We’re given some pretty clear outlines about who it’s OK to be prejudiced against in this film. African-Americans are loyal servants often the butt of jokes. Jews are good people and only prejudiced people don’t realize this. Indians rise in the estimation of the Cravat family but only after their land has been taken and their way of life in Oklahoma has been destroyed.

Women in general are a little more complicated. Sabra, the female lead, has her backward moments but ends up as a congresswoman in 1930 Oklahoma, running the paper her husband started 40 years earlier, and rearing their children alone after he abandons her due to his never-ending wanderlust.

Cimarron is another Academy Award winner that has not stood the test of time well. Tastes change and there’s just too much that’s too objectionable in this film to appeal to modern audiences. It doesn’t help that the ending is abrupt.

Filmsite.org reports the following about Cimarron:

The first western film to win Best Picture; it wouldn’t be until 1990 when the next western film would win Best Picture (Dances With Wolves (1990))

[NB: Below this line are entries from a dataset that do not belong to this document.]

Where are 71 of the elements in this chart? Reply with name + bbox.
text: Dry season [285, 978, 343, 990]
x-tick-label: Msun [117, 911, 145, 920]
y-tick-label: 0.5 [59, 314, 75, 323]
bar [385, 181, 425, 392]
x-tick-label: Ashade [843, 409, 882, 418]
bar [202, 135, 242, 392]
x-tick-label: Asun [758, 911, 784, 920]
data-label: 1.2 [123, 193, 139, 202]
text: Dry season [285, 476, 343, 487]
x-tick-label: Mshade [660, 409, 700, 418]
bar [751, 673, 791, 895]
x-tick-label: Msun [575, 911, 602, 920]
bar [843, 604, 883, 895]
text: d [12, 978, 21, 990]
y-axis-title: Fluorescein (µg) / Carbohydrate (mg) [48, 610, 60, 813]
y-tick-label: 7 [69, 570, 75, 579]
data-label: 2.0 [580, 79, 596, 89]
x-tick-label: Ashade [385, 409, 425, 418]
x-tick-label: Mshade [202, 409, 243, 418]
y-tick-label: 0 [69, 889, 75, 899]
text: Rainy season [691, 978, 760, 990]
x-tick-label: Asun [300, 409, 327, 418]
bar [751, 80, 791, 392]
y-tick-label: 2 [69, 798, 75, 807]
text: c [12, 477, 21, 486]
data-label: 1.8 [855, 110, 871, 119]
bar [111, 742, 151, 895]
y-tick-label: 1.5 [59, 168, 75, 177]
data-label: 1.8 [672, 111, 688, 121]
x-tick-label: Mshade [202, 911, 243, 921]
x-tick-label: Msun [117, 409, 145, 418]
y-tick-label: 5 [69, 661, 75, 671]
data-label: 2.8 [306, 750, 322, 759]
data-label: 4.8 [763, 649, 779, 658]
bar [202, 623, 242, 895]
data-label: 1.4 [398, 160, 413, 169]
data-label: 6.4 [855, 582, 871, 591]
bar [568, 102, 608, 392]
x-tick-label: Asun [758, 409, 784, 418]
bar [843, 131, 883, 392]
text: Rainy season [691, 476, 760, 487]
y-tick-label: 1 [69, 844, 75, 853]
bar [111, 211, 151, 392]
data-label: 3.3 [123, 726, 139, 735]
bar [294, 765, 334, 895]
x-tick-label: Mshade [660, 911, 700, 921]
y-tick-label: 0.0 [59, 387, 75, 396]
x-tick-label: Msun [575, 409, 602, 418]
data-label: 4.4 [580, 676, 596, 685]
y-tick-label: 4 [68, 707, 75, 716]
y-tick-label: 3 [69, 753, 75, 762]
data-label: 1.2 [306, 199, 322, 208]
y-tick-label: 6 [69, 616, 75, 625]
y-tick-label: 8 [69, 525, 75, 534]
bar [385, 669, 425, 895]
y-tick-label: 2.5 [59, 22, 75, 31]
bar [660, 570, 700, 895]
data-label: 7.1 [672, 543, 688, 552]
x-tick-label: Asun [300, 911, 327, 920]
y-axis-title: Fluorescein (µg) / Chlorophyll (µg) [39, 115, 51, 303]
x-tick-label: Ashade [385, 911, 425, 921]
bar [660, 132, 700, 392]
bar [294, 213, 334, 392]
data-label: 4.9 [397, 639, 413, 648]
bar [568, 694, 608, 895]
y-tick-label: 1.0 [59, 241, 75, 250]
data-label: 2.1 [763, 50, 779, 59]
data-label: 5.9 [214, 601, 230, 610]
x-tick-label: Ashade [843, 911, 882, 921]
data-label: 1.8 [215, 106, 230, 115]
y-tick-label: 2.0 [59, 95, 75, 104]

The only film in Oscar history to be nominated in every possible category

The first film to receive more than 6 Academy Award nominations

The first film to receive Big Five nominations (‘Best Picture,’ Best Director, Best Actor, Best Actress, Best Writing (Adaptation)), in other words, the first film to be nominated for every major Academy Award, including Best Picture

: City Lights :

City Lights, a Charlie Chaplin silent film, was not nominated for an Academy Awards but filmsite.org reports it should have won and indeed it seems to have stood the test of time better than Cimarron.

I’m not a Charlie Chaplin fan. Neither slapstick in general nor the silent film art does much for me, so I’ll let someone else write this review because honestly I wasn’t a fan of this onr. Wikipedia reports:

City Lights was immediately successful upon release on January 30, 1931, with positive reviews and box office receipts of $5 million. Today, critics consider it not only the highest accomplishment of Chaplin’s career, but one of the greatest films ever made. In 1992, the Library of Congress selected City Lights for preservation in the United States National Film Registry as being “culturally, historically, or aesthetically significant”. In 2007, the American Film Institute’s 100 Years… 100 Movies ranked City Lights as the 11th greatest American film of all time. In 1949, the critic James Agee referred to the final scene in the film as the “greatest single piece of acting ever committed to celluloid”.